For the purposes of the proposed interpretive app, the core considerations align with a brief checklist:

_ Is opening the app easy for everyone (no unnecessary buttons, sounds, text, scrolling)

_ Does the app have methods for access beyond button push (voice commands, button input from external devices)

_ Is the app visually appealing without being inaccessible (color scheme fits the colorblind, fonts are bold and clearly identified)

_ Is the functionality capable of presenting information accessibly (various options for information presentation)

_ Is it fun

The process begins by filtering every decision through basic rules of design for accessibility.
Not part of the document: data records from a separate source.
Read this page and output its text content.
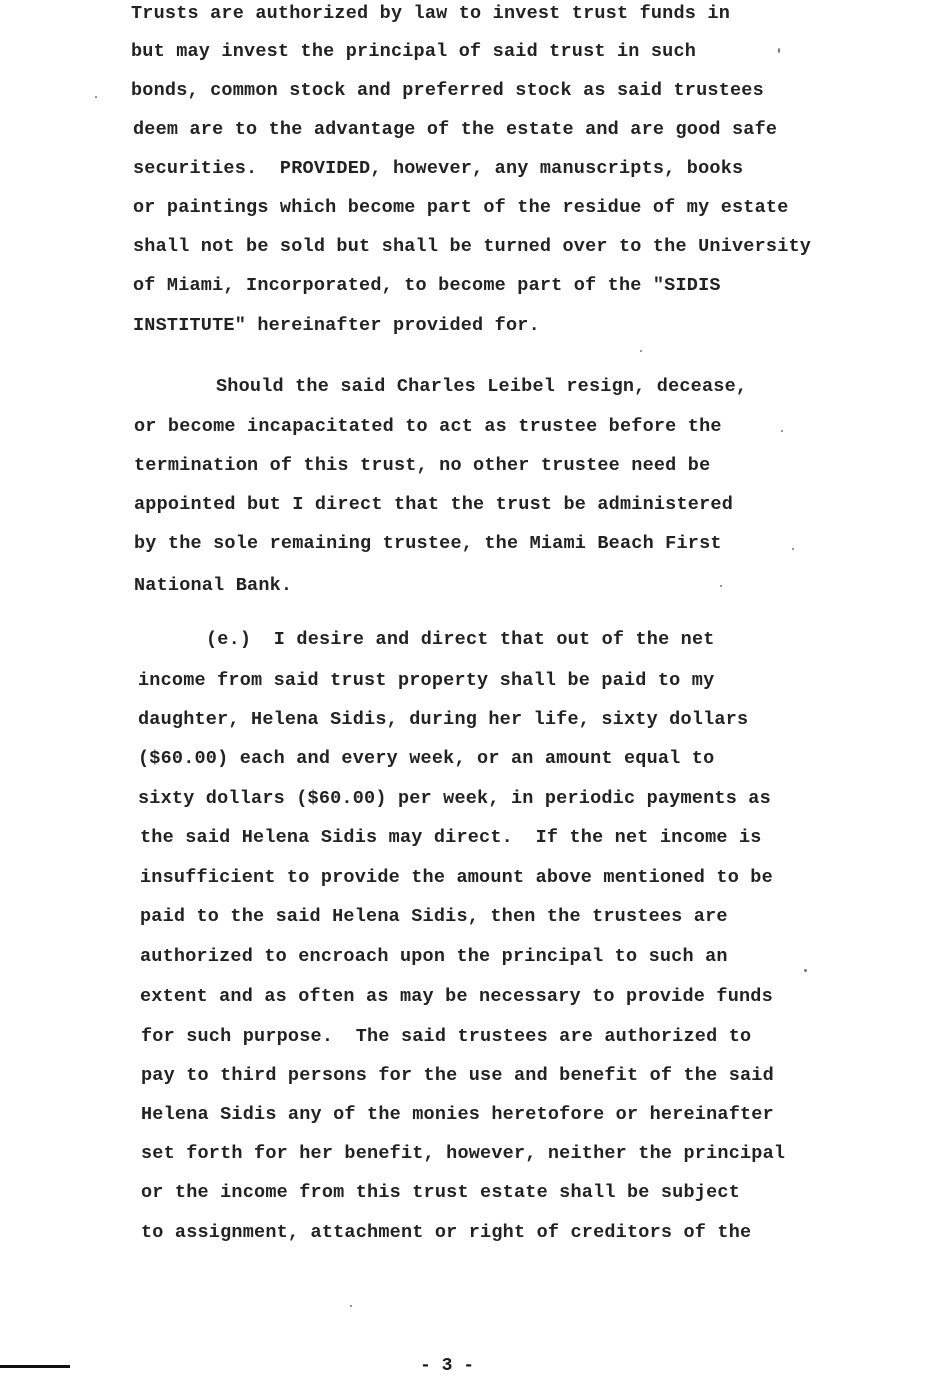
Trusts are authorized by law to invest trust funds in
but may invest the principal of said trust in such
bonds, common stock and preferred stock as said trustees
deem are to the advantage of the estate and are good safe
securities.  PROVIDED, however, any manuscripts, books
or paintings which become part of the residue of my estate
shall not be sold but shall be turned over to the University
of Miami, Incorporated, to become part of the "SIDIS
INSTITUTE" hereinafter provided for.
Should the said Charles Leibel resign, decease,
or become incapacitated to act as trustee before the
termination of this trust, no other trustee need be
appointed but I direct that the trust be administered
by the sole remaining trustee, the Miami Beach First
National Bank.
(e.)  I desire and direct that out of the net
income from said trust property shall be paid to my
daughter, Helena Sidis, during her life, sixty dollars
($60.00) each and every week, or an amount equal to
sixty dollars ($60.00) per week, in periodic payments as
the said Helena Sidis may direct.  If the net income is
insufficient to provide the amount above mentioned to be
paid to the said Helena Sidis, then the trustees are
authorized to encroach upon the principal to such an
extent and as often as may be necessary to provide funds
for such purpose.  The said trustees are authorized to
pay to third persons for the use and benefit of the said
Helena Sidis any of the monies heretofore or hereinafter
set forth for her benefit, however, neither the principal
or the income from this trust estate shall be subject
to assignment, attachment or right of creditors of the
- 3 -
This effort is important to begin at the visioning stage of app development and can be summed up in a basic (but not comprehensive) way as such:

  • The app should be navigable by voice command, screen tap, or external input (if possible)
  • Buttons and other visual elements should not blend together, this includes in the case of being indistinct to those with colorblindness
  • Any text should have a voice component and any voice component should have a transcript
  • Alerts and notifications in-app should be gently tactile and on-screen in a noticeable way
  • Customization of sensible functions like vibration and voice narration should be logical and simple
  • Users should not be forced to use functions that are potentially not usable for them (for example, voice command functionality)

The next part of the process, implementation, is followed by another set of steps and consideration for use in the focus group testing:

  • Is the focus group representative of the populations impacted by design elements?
  • Is the app tested both live and for basic functionality?
  • Are there scripts for specific live and functionality tests that can determine if all focus populations can access a specific function?
  • How are the focus group suggestions to be assessed?

Finally, implementation of the suggestions from the focus groups should follow the following considerations:

  • What is missing?
  • Where in live testing is there the most difficulty?
  • What functions are difficult or an obstruction?
  • What functions are unnecessary for the app?

From there, app design should proceed.

Resources:

Material Design, Accessibility

UX Collective, How to make an app accessible?